Re: Are you using a buffer on your pedal board? Is so, which one?
I am adding a quality JHS splitter buffer on the front to get away from the EH buffer in the Mel9 which is not that great. I run dual rigs and right now splitting out of the Mel9 with its buffered outs is not ideal for me. I use a Radial PB1 buffer right before my Radial ABY which is after the Mel9 so I can mute it out completely. The PB also provides a slight class A clean boost on the Mel9 if needed, it is also close to an end of chain send buffer that also makes the ABY work properly. The rest are bypass until you get to my rack gear. Having gone through tons of pedals and various size boards through the years I am not a fan of not so great buffered circuit pedals like Boss and so on.
It's a matter of taste and what you like much less what you hear, or do not hear for that matter. A series of cascading buffers does a number on the guitars natural dynamics and pure tone, it just does.
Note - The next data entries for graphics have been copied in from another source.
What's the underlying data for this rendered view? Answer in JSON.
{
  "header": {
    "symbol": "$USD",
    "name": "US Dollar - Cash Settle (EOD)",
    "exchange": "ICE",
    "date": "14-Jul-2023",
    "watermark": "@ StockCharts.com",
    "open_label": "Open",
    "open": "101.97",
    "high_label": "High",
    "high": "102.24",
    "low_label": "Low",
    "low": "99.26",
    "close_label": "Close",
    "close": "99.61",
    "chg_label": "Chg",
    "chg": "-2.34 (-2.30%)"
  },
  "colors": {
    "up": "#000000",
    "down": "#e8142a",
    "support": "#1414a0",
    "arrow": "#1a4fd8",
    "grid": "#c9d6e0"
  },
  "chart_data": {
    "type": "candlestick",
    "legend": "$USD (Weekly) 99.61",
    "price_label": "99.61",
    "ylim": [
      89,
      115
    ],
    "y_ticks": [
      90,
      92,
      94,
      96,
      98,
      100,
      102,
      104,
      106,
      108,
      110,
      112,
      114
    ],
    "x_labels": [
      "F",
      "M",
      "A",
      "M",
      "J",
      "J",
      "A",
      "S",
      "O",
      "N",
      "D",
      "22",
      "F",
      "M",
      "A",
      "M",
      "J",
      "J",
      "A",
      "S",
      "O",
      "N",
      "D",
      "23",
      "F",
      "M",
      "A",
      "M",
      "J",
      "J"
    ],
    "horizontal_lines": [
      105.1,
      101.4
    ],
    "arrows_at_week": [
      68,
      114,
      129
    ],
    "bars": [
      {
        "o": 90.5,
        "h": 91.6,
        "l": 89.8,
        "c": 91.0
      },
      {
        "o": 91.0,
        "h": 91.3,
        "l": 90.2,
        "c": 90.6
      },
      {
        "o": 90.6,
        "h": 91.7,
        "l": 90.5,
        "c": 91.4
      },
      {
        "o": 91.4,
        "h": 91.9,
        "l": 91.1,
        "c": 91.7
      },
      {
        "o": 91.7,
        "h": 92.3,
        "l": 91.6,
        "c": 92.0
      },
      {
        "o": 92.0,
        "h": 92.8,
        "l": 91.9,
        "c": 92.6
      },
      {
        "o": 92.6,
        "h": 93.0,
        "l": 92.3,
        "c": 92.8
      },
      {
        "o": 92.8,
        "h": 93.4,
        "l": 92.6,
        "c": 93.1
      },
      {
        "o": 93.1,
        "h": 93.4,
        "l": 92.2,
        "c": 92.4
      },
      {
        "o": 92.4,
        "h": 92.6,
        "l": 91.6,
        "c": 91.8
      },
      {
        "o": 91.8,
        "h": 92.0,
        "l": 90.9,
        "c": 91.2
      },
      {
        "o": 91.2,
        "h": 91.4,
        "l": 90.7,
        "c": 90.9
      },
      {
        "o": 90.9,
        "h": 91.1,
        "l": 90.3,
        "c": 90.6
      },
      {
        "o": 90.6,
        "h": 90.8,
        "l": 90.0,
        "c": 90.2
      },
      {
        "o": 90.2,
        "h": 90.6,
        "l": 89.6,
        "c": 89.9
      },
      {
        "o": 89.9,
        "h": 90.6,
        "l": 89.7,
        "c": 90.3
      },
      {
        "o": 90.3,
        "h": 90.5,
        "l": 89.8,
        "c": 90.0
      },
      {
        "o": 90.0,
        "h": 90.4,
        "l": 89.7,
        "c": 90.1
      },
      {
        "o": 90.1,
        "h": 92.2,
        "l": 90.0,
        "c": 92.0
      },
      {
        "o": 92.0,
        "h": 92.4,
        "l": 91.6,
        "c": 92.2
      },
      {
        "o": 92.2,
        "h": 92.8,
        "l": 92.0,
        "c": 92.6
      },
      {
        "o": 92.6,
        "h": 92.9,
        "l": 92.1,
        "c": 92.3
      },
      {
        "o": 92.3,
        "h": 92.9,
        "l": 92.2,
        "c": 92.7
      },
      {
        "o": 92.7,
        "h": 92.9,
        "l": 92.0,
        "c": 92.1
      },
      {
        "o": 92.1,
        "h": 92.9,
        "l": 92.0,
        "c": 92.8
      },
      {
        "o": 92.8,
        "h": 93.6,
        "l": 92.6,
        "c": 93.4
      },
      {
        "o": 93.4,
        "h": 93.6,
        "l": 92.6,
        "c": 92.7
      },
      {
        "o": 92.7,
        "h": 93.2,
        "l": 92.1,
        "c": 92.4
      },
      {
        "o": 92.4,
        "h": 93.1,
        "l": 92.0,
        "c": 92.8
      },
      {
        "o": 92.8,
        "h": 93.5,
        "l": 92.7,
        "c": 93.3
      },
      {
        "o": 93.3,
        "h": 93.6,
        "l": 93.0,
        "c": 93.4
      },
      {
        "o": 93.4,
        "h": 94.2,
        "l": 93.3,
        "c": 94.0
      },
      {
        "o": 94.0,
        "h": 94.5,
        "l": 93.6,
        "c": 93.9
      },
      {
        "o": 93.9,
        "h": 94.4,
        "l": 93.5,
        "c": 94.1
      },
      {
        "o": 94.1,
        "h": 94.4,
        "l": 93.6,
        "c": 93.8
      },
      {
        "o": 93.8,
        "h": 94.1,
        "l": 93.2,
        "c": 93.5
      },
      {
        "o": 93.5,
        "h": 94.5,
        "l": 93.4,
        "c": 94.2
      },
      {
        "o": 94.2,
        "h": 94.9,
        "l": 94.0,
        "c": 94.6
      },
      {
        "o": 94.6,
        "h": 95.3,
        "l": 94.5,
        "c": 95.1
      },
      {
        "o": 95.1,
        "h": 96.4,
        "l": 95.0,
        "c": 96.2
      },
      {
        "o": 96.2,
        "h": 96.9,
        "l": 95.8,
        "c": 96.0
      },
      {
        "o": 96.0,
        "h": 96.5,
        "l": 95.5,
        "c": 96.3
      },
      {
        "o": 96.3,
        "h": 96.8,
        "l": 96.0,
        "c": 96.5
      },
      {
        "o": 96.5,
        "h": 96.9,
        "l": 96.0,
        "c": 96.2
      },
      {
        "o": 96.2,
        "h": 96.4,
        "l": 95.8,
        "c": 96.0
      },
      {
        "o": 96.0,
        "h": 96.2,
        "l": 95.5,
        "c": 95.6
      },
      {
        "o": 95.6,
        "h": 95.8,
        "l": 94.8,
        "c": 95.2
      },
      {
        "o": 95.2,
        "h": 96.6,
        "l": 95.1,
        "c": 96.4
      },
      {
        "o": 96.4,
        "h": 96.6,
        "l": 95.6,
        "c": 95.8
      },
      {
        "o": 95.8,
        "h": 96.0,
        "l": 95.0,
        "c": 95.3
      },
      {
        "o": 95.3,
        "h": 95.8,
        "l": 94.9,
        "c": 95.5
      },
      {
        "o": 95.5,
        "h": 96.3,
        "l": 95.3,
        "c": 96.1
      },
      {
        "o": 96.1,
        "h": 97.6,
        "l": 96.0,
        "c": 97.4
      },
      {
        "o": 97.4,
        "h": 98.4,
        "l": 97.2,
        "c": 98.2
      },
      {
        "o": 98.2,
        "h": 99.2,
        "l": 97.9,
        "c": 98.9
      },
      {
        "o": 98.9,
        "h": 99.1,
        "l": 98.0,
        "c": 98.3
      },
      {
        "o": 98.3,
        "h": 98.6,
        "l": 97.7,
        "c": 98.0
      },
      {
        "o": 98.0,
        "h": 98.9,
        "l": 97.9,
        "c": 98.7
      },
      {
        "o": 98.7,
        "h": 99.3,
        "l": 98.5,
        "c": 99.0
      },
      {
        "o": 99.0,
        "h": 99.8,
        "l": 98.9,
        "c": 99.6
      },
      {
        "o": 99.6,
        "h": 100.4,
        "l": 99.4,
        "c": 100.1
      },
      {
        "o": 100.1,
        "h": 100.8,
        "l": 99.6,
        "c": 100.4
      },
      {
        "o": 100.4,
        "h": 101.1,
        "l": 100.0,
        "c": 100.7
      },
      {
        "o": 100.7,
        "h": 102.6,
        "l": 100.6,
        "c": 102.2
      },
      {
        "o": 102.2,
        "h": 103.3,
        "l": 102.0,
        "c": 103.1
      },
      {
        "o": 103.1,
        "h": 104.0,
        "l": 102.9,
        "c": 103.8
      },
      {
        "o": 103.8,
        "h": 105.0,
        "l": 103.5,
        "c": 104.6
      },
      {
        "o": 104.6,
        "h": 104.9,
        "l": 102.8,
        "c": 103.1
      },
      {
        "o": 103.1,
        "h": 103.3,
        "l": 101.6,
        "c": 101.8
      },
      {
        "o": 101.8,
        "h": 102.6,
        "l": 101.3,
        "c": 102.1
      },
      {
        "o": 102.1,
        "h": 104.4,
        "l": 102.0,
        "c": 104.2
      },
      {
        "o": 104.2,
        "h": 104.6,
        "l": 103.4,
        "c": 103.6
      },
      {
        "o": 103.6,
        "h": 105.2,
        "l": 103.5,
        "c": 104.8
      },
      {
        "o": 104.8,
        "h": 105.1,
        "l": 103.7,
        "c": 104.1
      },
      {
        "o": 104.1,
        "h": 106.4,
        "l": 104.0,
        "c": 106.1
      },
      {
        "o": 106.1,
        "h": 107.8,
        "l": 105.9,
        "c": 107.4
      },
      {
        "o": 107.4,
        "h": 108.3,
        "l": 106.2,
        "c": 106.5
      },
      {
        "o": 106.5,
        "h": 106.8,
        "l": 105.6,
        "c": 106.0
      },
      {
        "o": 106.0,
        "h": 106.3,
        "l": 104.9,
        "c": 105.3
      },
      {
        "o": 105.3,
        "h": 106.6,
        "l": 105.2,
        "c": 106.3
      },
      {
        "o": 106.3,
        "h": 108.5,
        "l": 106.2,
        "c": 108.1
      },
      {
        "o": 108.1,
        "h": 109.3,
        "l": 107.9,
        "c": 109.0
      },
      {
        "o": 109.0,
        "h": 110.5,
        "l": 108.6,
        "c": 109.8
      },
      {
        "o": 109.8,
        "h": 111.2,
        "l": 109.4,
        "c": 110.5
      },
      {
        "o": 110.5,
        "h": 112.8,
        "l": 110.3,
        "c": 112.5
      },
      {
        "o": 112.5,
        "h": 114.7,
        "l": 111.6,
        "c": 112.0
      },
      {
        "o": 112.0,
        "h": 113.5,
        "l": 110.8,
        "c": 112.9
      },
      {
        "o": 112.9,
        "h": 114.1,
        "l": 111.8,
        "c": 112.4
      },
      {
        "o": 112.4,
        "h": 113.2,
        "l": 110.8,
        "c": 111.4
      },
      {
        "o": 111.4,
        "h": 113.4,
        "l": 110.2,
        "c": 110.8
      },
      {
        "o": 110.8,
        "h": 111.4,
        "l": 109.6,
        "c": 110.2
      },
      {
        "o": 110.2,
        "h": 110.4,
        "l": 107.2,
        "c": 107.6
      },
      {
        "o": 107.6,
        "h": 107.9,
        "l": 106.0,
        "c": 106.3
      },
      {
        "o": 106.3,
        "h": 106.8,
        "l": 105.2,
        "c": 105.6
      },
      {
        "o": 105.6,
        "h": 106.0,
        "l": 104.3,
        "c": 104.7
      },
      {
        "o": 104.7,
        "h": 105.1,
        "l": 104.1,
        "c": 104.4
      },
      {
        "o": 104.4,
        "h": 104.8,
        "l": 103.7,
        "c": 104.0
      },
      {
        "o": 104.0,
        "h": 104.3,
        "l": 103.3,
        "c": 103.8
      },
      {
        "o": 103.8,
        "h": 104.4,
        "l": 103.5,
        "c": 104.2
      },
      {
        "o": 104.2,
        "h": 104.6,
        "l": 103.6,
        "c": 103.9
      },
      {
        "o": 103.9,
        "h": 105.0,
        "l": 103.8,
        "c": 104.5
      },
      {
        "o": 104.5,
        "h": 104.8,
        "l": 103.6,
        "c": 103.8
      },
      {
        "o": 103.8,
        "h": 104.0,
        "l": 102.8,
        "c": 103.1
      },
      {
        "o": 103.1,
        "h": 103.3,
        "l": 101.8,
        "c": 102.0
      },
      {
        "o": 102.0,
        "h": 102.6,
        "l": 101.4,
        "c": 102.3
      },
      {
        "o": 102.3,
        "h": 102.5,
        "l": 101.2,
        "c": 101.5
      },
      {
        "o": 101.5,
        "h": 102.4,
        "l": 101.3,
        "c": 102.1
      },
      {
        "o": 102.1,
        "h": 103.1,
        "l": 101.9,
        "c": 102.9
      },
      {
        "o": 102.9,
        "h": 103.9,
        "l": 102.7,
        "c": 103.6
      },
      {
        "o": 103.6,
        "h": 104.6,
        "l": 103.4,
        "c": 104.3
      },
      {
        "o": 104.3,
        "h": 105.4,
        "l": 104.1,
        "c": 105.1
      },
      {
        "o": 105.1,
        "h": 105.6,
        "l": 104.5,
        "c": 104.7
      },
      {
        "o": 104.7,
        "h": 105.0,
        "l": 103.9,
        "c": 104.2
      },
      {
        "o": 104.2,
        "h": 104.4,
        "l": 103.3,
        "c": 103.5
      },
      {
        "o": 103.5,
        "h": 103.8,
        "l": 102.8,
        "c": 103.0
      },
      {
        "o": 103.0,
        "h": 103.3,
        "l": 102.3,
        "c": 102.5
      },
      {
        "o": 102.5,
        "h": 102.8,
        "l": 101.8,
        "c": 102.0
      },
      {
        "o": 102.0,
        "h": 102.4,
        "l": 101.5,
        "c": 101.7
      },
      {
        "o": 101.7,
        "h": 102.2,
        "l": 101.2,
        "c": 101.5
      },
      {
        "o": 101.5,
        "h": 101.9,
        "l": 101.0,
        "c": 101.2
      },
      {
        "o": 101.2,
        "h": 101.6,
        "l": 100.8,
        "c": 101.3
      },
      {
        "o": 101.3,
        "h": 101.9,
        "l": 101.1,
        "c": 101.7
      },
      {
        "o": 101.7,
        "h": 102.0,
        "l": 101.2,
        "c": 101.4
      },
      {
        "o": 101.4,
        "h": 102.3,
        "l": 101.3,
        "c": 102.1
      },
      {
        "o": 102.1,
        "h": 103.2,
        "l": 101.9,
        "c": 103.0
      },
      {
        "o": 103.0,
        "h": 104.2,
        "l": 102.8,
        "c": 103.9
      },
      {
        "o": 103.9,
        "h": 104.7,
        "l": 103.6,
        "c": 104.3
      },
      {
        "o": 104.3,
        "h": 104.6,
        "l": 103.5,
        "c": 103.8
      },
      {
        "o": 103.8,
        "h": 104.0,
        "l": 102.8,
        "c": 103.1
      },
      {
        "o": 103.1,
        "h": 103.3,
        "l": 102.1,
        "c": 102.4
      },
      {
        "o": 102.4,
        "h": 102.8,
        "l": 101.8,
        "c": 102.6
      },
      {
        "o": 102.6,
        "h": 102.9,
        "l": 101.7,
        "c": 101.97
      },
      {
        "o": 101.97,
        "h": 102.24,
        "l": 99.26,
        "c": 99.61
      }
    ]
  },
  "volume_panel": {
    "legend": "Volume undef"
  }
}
About 20mins into this between Brian Wampler and another builder they discuss the issues of buffers and how not so good quality buffers can cause you to lose 1% of your tone quality per pedal. Too many buffers are a problem not easily solved without using bypass loopers to get them out of the chain. They agree having 5 cascading lesser grade buffer pedals which amounts to 2 per pedal can take 10% of your tone.
https://www.youtube.com/watch?v=1iN4FFUrUgw
A chain of cascading buffers is sort of like picturing if you ran your signal through a chain of light compressors one after the other, the guitar will lose all sense of of its natural dynamics and sound.
As always if you cannot hear a problem then there isn't one.
It's all rather objective really, if you have a very bright sounding guitar that is pretty tinny then you might actually like some of the high end loss but along with that comes a muddier low end and that sort of percussive compressor like thing from too many buffers or a really bad one.
Just one good quality buffer renders any number of true bypass following it virtually invisible to any loading effect or cap loss. When you start having a bunch it can become a problem. Witness the spawn of the true bypass pedal age, it came about from pedals having crappy buffer bypass which was called "tone sucking", when high end quality buffers came along that issue went away. The thing about good buffers is also the increased headroom and bandwidth, I like Radial's PB1 and Elevator buffer/boosts as they have an adjustment to bring down the wide open 1M ohm sensitivity to where you like it but still providing you a class A driver buffer.
Ideal config is a good quality buffer upfront followed by bypass pedals and if you have fairly long cable runs back to your amp, a final stage buffer to drive the cables.
Someone once said a good test is plug your guitar straight into the amp, then into your pedal chain, note the differences in the sound clarity and headroom. A well config pedal chain will sound very much the same as if you were plugged right into the amp. If you do not hear any issues of high end loss or odd sounding low end including that compressive attack thing then you are probably OK. In all cases at various stages of our ever growing and changing gear development, you use what you have and you use what you like. Almost invariably at some point one gets tired of their same old pedal and gear chain and want some new or possibly better quality ones.
Speaking of the cat using an Archer as a buffer, I think those are reasonably pretty good and do the deal. One of the best sounding chains I had going last year had a Klon buffer front and end w bypass in the middle, was pretty cool. A Klon circuit does well before and after various drives and whatnot. We cannot always have the perfect config or choice of pedals and whether they are buffered or bypass especially if we like and want that particular pedal. So having maybe a buffer in the middle of the chain works fine. One should try not to get an entire chain of buffer circuit pedals going if you can help it or maybe loop them out with some bypass switchers.